Yes. In early days, I acquired a distaste for the notion of “homo economicus” — the idea that man is an economic being, pure and simple. Leftists make this error, of course, but so do some on the right. It is a human temptation.

‐I love a quotation from Ludwig von Mises, and Kevin’s comment on it. Here is Mises:

The real bosses . . . are the consumers. They, by their buying and by their abstention from buying, decide who should own the capital and run the plants. They determine what should be produced and in what quantity and quality.

In other words, says Kevin, “consumers in aggregate perform precisely the role that Marx envisioned for his socialist central-planning agencies — but they do so without politics and without armed coercion.”

By the way, do you know where they care not a fig about the “Austrian school” — personified by Mises and Hayek — and where they have barely even heard of it? Austria.

‐There is one comment that almost made me drop the book, in disgust — I mean, literally drop it. Here goes:

We can only imagine what the world might look like if we had not spent $1 trillion on a War on Poverty that has resulted in more poverty, or roughly the same sum to drop bombs on Iraqis under the theory that eventually the ones who were left would become Swiss.

That comment about Iraq is beneath Kevin, I think. I understand hyperbole and rhetorical effect — I couldn’t get through a day without them. I also understand objections to the Iraq War, and share some of them. But that comment, I think . . .

Anyway, I could write pages on it, but let me just say that I regard it as a mustache on this Mona Lisa of a book. Or maybe a stray hair. The book is still a Louvre-worthy treasure. (And Kevin is welcome to point out my own mustaches and hairs, which I’m sure would make a barber drool.)

‐Ah, on the War on Poverty? I’ve told this story before, and I’ll tell it again. In fact, I’ll quote a previous telling. The story is kind of interesting, I hope you’ll find:

About ten years ago, I met a man in a West Virginia town — a judge who had worked with [Sargent] Shriver in the “war on poverty,” right there in West Virginia.

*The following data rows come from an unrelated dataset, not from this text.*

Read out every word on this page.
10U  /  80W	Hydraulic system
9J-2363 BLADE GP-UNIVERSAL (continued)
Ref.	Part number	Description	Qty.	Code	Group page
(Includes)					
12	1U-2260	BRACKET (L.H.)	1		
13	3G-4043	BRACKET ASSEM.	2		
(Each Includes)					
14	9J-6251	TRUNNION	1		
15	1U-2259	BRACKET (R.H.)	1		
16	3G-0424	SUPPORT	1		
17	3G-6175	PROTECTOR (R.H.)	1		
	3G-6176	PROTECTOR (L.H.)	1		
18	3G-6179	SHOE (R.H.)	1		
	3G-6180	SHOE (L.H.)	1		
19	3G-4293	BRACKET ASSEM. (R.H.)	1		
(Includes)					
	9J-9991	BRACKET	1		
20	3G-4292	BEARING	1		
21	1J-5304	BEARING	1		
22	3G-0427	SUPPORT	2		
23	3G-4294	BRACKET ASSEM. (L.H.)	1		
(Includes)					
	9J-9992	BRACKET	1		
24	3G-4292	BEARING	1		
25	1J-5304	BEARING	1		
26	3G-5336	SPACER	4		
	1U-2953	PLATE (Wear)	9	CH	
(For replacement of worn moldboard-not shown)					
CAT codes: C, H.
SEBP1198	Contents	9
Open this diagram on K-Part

This man, when I met him, was a liberal, just as he had been in the ’60s. He was no “neocon” — one of those who had been “mugged by reality.” He was a firm liberal, which is important to the story I’m about to tell.

I asked him, “Did it do any good, the war on poverty?” He said, quickly and quietly, “No.” That was all that was said — by him or by me. I remember thinking it was one of the most honest answers I had ever heard. And, obviously, it gave the man no pleasure to give it.

‐Kevin says, “A wise man once remarked that the difference between liberals and conservatives is their reaction to the word public — when liberals hear the word public, they think ‘public television,’ and when conservatives hear the word public, they think ‘public toilet.’”

Marvelous. Who was that wise man? Kevin himself? Whoever he is, or was, I doff my cap to him.

‐“The fiscal realities in the United States mean that very soon we will be forced to deal with a deep retrenchment in our expectations about what government can do for us.” Kevin says it, and I bet it’s true. When will “very soon” be? Next few years? Next ten, twenty, or thirty? It will be pretty convulsive, won’t it? But it may ultimately be, as Kevin says in his title, awesome.

Anyway, with seatbelt buckled, I will conclude these notes — this Williamson-Fest, this bath of Williamsonianism — tomorrow.